Há boatos de que estou perdendo meu tempo: sim, meus chapas, estou mesmo. E essa perda descontrolada de punhados e punhados de tempo me põe numa agonia sem fim. A impressão é de que, quando corro meus dedos neste blog, mexo num cadáver. Meio mórbido, eu sei

Minha vida anda tão complicada que renderia muitos posts sentimentais sobre temas que me deixariam envergonhado no dia seguinte. Prefiro ficar na minha. Meu coração vai bem, batendo e batendo feliz, mas o resto está quebrando. Espero que essa sensação ruim vá embora no fim dessa fábula dark. Por enquanto, o Tiaguinho aqui tá no meio da floresta. E é noite.

No entanto, vocês querem saber dos discos e está de hora de irmos de encontro a eles. Ok? A dupla de hoje é, pra mim, fundamental (obviamente). Abrimos o top 20 (oh! negrito!) com uma obra-prima e uma quase obra-prima. E nem vou perder meu tempo batendo na tecla de que são discos importantíssimos, que moldaram meu temperamento, que me educaram e que me deram de comer. Tudo isso tá se tornando muito repetitivo. Para nossa sorte, a jornada se aproxima do fim.

Nem demorou tanto assim, certo? Certo. 

020 | The queen is dead | The Smiths | 1986 | download

Passei tanto tempo congelado em I know it’s over, uma hit premonitório sobre os meus 15/16 anos, que só focalizei o disco muito depois, quando minha adolescência já havia terminado. E aqui, ainda, muito firme ao lado dos que consideram este álbum uma espécie de resumo da Mitologia do Rock Britânico, em tudo o que essa história tem de irônica, elegante, cruel, autodepreciativa e, se pensarmos em melodia/refrão, adorável. Conheci o disco mais ou menos na época em que eu ouvia Parklife, do Blur, e foi como descobrir Hitchcock em meio a uma paixão por Polanski. Primeiro senti algum receio, acho que assombrado pelo romantismo um tanto sufocante de Morrissey, depois entendi que não há muito como resistir. Encontrei nessas 10 músicas a minha balança para pesar cada um dos lançamentos do britpop: discos muito esforçados, sim, mas nenhum perfeito como este aqui. Top 3: I know it’s over, There is a light that never goes out, Cemetry gates.   

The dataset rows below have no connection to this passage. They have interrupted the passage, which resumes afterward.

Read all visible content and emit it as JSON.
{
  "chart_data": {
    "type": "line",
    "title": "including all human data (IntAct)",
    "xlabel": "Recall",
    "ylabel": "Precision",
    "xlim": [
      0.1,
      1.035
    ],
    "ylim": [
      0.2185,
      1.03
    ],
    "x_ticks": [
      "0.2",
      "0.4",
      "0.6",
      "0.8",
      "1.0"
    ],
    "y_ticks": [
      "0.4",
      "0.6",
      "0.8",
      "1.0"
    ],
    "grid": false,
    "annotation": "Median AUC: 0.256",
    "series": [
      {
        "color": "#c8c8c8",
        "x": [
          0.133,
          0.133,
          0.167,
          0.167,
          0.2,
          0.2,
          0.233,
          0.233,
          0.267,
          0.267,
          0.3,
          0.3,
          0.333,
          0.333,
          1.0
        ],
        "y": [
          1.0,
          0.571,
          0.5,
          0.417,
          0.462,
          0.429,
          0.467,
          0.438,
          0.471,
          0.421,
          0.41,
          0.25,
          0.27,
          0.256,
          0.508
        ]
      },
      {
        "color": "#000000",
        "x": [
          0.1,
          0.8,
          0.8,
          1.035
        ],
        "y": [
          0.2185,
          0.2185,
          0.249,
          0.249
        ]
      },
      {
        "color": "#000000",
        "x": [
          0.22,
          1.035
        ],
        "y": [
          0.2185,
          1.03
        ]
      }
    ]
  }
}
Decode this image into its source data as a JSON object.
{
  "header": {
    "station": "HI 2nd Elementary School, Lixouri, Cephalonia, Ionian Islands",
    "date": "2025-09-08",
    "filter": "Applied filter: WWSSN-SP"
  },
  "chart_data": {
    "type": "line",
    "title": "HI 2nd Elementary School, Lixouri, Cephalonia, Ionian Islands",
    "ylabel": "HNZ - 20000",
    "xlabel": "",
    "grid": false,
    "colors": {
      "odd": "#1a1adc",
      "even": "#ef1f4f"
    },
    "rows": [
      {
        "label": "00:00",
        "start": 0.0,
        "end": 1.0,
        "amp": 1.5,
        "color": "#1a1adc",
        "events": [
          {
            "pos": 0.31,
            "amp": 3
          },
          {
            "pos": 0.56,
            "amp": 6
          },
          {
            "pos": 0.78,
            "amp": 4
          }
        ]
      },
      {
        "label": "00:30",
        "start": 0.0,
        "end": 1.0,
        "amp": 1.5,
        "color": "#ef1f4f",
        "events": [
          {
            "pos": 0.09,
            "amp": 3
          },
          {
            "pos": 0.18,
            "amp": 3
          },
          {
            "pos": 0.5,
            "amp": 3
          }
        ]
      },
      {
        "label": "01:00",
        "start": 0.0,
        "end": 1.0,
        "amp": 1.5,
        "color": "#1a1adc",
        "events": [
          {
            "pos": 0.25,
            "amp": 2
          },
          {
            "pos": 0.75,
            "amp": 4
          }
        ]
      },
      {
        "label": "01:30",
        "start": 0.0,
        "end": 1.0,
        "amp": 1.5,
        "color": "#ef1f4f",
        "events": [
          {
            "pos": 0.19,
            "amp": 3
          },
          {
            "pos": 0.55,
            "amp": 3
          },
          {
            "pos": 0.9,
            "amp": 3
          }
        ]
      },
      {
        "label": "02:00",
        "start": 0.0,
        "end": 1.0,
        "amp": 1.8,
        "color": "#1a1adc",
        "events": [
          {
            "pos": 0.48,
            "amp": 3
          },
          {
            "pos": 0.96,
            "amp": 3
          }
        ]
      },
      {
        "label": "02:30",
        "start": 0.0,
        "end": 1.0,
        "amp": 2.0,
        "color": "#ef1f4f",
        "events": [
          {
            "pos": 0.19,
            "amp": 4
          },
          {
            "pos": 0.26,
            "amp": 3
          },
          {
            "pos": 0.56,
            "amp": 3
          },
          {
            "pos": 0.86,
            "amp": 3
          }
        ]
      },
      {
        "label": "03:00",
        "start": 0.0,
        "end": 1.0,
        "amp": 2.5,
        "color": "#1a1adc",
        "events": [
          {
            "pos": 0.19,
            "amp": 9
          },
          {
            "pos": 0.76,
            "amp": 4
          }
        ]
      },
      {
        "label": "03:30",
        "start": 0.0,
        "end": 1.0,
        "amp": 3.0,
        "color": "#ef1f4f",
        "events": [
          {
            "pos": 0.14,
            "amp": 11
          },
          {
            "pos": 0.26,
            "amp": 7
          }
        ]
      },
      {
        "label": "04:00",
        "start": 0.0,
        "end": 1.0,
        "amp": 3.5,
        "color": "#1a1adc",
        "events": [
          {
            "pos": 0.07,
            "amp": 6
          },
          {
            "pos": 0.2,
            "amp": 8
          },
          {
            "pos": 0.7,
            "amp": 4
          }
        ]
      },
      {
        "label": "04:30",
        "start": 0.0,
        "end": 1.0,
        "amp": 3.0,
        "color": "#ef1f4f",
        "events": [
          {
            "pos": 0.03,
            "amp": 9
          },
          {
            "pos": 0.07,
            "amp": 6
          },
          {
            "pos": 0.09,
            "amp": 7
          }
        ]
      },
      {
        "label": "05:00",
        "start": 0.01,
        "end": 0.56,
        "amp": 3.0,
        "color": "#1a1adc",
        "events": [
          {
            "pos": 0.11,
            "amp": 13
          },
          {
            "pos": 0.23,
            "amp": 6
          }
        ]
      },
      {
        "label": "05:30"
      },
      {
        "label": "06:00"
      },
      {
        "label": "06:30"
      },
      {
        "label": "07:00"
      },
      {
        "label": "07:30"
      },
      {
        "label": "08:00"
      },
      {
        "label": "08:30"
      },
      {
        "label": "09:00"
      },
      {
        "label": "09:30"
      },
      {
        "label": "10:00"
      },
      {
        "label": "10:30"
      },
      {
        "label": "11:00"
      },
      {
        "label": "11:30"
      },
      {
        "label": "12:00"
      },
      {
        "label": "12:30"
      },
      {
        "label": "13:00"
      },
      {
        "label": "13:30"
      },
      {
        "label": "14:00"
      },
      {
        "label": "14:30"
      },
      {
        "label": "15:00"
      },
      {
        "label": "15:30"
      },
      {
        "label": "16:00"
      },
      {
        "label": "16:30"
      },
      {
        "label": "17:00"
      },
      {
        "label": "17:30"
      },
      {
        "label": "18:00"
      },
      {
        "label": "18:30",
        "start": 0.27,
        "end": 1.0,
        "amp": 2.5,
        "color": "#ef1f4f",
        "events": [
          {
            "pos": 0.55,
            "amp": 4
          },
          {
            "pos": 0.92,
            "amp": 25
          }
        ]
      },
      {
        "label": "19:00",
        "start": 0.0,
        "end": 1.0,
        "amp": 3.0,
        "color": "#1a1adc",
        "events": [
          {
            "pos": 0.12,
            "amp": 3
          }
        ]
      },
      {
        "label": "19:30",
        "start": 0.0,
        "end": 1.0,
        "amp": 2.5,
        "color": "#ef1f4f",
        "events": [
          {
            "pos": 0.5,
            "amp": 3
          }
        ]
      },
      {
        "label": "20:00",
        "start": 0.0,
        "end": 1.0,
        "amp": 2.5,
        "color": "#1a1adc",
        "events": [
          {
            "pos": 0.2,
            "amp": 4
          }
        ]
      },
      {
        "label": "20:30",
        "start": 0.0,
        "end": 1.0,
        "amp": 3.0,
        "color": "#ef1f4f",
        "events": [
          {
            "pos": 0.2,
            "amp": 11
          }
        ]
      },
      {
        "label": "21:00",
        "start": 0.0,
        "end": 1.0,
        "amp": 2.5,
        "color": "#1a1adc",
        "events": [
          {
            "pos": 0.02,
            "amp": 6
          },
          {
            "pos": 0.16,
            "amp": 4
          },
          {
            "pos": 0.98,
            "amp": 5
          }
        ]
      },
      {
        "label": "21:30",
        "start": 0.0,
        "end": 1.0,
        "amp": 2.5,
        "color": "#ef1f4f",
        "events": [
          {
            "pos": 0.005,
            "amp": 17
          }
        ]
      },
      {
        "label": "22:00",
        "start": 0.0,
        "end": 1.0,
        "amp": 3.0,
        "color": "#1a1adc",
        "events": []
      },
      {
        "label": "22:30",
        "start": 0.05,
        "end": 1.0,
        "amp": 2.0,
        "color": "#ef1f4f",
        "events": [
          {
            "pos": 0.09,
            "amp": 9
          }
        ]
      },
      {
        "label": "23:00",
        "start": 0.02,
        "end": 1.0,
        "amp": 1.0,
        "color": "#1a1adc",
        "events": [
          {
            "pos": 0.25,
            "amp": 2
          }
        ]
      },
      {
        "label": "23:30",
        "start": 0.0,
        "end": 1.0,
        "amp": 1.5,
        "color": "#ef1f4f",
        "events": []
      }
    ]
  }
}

019 | Radio-activity | Kraftwerk | 1975 | download

Meu caso com o Kraftwerk começou muito antes da temporada eletrônica dos anos 1990. Ouvia Radio-activity já aos 10, 11 anos, uma época em que eu tratava a música pop com total despretensão. Nada mais era que um vinil tratado com orgulho por meu padrasto. O velho não sabia explicar absolutamente nada sobre a banda (“uns malucos da Alemanha”, ele dizia), mas considerava a sonoridade “estranha” e ao mesmo tempo “envolvente”. E isso, para mim, naquela época, era o bastante. Lembro de ter passado algumas tardes ouvindo o lado A do álbum, tentando decifrar o que aquilo representava. Muito tempo depois, num show da banda, meus olhos encheram de lágrimas quando eles tocaram Radioactivity. Foi quando eu percebi a importância da música e do disco para a minha vida. Voltei a ele, comprei uma cópia em CD, e sempre que eu ouvia era como assistir a um fantasma pairando. Uma pena: o vinil despareceu, e meu padrasto aparentemente não sente falta alguma dele. Top 3: Radioactivity, Antenna, Ohm sweet ohm.

Após o pulo, confira os discos que já apareceram neste ranking.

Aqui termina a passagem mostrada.